Sometimes when an issue arises, you need a level of synchronous communication that you can’t quite get with chat, texting etc. With notifications popping up in your browser, and alerts hitting your phone, it’s very easy to get distracted from the problem at hand. When you need to coordinate changes and multiple tasks need to be completed simultaneously, that’s when a control call really becomes a necessity to solving the problem.
At VictorOps, we’re constantly coordinating across multiple departments. Therefore, when it’s time to jump on a Control Call, we ensure we have representation from all key stakeholders. This ensures we can effectively communicate and collaborate cross-functionally in real-time.
A member of our exec team will take on the role of “incident commander”. Our COO or CTO will be in charge of starting the call, delegating tasks, and keeping everyone informed about what is going on.

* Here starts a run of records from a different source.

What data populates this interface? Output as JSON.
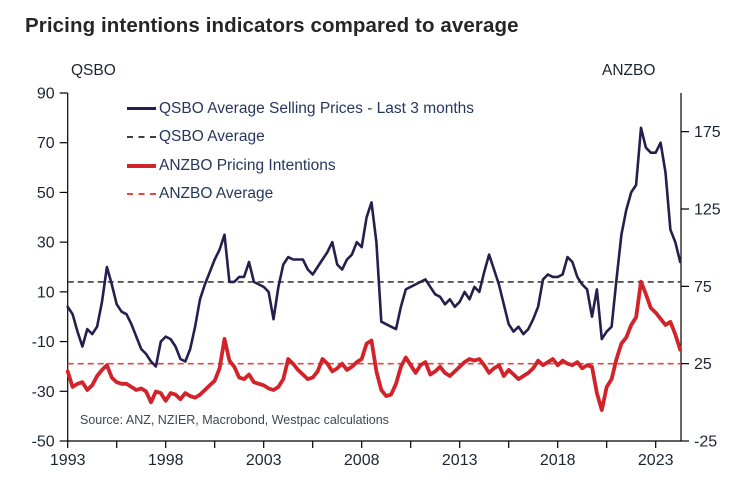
{
  "title": "Pricing intentions indicators compared to average",
  "source": "Source: ANZ, NZIER, Macrobond, Westpac calculations",
  "left_axis_header": "QSBO",
  "right_axis_header": "ANZBO",
  "legend": {
    "items": [
      {
        "label": "QSBO Average Selling Prices - Last 3 months",
        "style": "solid",
        "color": "#241f4c"
      },
      {
        "label": "QSBO Average",
        "style": "dashed",
        "color": "#3f3f3f"
      },
      {
        "label": "ANZBO Pricing Intentions",
        "style": "solid",
        "color": "#d2232a"
      },
      {
        "label": "ANZBO Average",
        "style": "dashed",
        "color": "#e8453c"
      }
    ]
  },
  "colors": {
    "qsbo_line": "#241f4c",
    "qsbo_average_line": "#3f3f3f",
    "anzbo_line": "#d2232a",
    "anzbo_average_line": "#e8453c",
    "axis": "#000000",
    "tick_text": "#1d2433",
    "title_text": "#262626"
  },
  "chart_data": {
    "type": "line",
    "title": "Pricing intentions indicators compared to average",
    "x": {
      "start": 1993,
      "step": 0.25,
      "end": 2024.25,
      "tick_labels": [
        "1993",
        "1998",
        "2003",
        "2008",
        "2013",
        "2018",
        "2023"
      ],
      "tick_years": [
        1993,
        1998,
        2003,
        2008,
        2013,
        2018,
        2023
      ],
      "minor_tick_years": [
        1995.5,
        2000.5,
        2005.5,
        2010.5,
        2015.5,
        2020.5
      ]
    },
    "left_axis": {
      "label": "QSBO",
      "min": -50,
      "max": 90,
      "ticks": [
        90,
        70,
        50,
        30,
        10,
        -10,
        -30,
        -50
      ]
    },
    "right_axis": {
      "label": "ANZBO",
      "min": -25,
      "max": 200,
      "ticks": [
        175,
        125,
        75,
        25,
        -25
      ]
    },
    "series": [
      {
        "name": "QSBO Average Selling Prices - Last 3 months",
        "axis": "left",
        "style": "solid",
        "color": "#241f4c",
        "values": [
          4,
          1,
          -6,
          -12,
          -5,
          -7,
          -4,
          6,
          20,
          13,
          5,
          2,
          1,
          -3,
          -8,
          -13,
          -15,
          -18,
          -20,
          -10,
          -8,
          -9,
          -12,
          -17,
          -18,
          -13,
          -4,
          7,
          13,
          18,
          23,
          27,
          33,
          14,
          14,
          16,
          16,
          22,
          14,
          13,
          12,
          10,
          -1,
          12,
          21,
          24,
          23,
          23,
          23,
          19,
          17,
          20,
          23,
          26,
          30,
          21,
          19,
          23,
          25,
          30,
          28,
          40,
          46,
          30,
          -2,
          -3,
          -4,
          -5,
          4,
          11,
          12,
          13,
          14,
          15,
          12,
          9,
          8,
          5,
          7,
          4,
          6,
          10,
          7,
          12,
          10,
          18,
          25,
          19,
          13,
          5,
          -3,
          -6,
          -4,
          -7,
          -5,
          -1,
          4,
          15,
          17,
          16,
          16,
          17,
          24,
          22,
          16,
          13,
          11,
          0,
          11,
          -9,
          -6,
          -4,
          15,
          33,
          43,
          50,
          53,
          76,
          68,
          66,
          66,
          70,
          58,
          35,
          30,
          22
        ]
      },
      {
        "name": "QSBO Average",
        "axis": "left",
        "style": "dashed",
        "color": "#3f3f3f",
        "value": 14
      },
      {
        "name": "ANZBO Pricing Intentions",
        "axis": "right",
        "style": "solid",
        "color": "#d2232a",
        "values": [
          20,
          10,
          12,
          13,
          8,
          11,
          17,
          21,
          24,
          16,
          13,
          12,
          12,
          10,
          8,
          9,
          7,
          0,
          7,
          6,
          1,
          6,
          5,
          2,
          6,
          4,
          3,
          5,
          8,
          11,
          14,
          22,
          41,
          27,
          23,
          16,
          15,
          18,
          13,
          12,
          11,
          9,
          8,
          10,
          15,
          28,
          25,
          21,
          18,
          15,
          16,
          20,
          28,
          25,
          20,
          22,
          25,
          21,
          23,
          26,
          28,
          38,
          40,
          20,
          8,
          4,
          5,
          12,
          23,
          29,
          24,
          19,
          24,
          26,
          18,
          20,
          23,
          19,
          17,
          20,
          23,
          26,
          28,
          27,
          28,
          24,
          19,
          22,
          24,
          17,
          21,
          18,
          15,
          17,
          19,
          22,
          27,
          24,
          26,
          28,
          24,
          27,
          25,
          24,
          26,
          22,
          24,
          23,
          6,
          -5,
          10,
          15,
          28,
          38,
          42,
          50,
          55,
          78,
          70,
          61,
          58,
          54,
          50,
          52,
          44,
          34
        ]
      },
      {
        "name": "ANZBO Average",
        "axis": "right",
        "style": "dashed",
        "color": "#e8453c",
        "value": 25
      }
    ]
  }
}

This gives those tasked with fixing the problem time to do so without worrying about keeping people in the loop simultaneously.
It’s definitely important to have the key highlights from the conversation documented within the timeline. Ideally, we’d love a cockpit recorder, but until then we need someone taking notes. When everyone convenes for the retrospective, these notes will help facilitate the conversation, and jog the memory of team members that were on the call. While the notes may not be dense enough for a post-mortem report, leveraging that information will lead to a more high fidelity recap of the situation.
When a call is in session, the conversation should only revolve around the issue at hand and not include any erroneous topics. It is important to limit the scope of the people on the call, and if possible only include those directly associated with the issue. Cue the Chicken and Pig Story.
Solid runbooks will definitely incorporate structured escalation plans. Everyone on the team should be able to identify when it’s time to initiate a Control Call based on the documentation we’ve put together. Luckily, with our alert annotation capabilities, when certain alerts fire, we can ensure that information automatically renders, letting the on-call engineer know that it is time to implement a control call.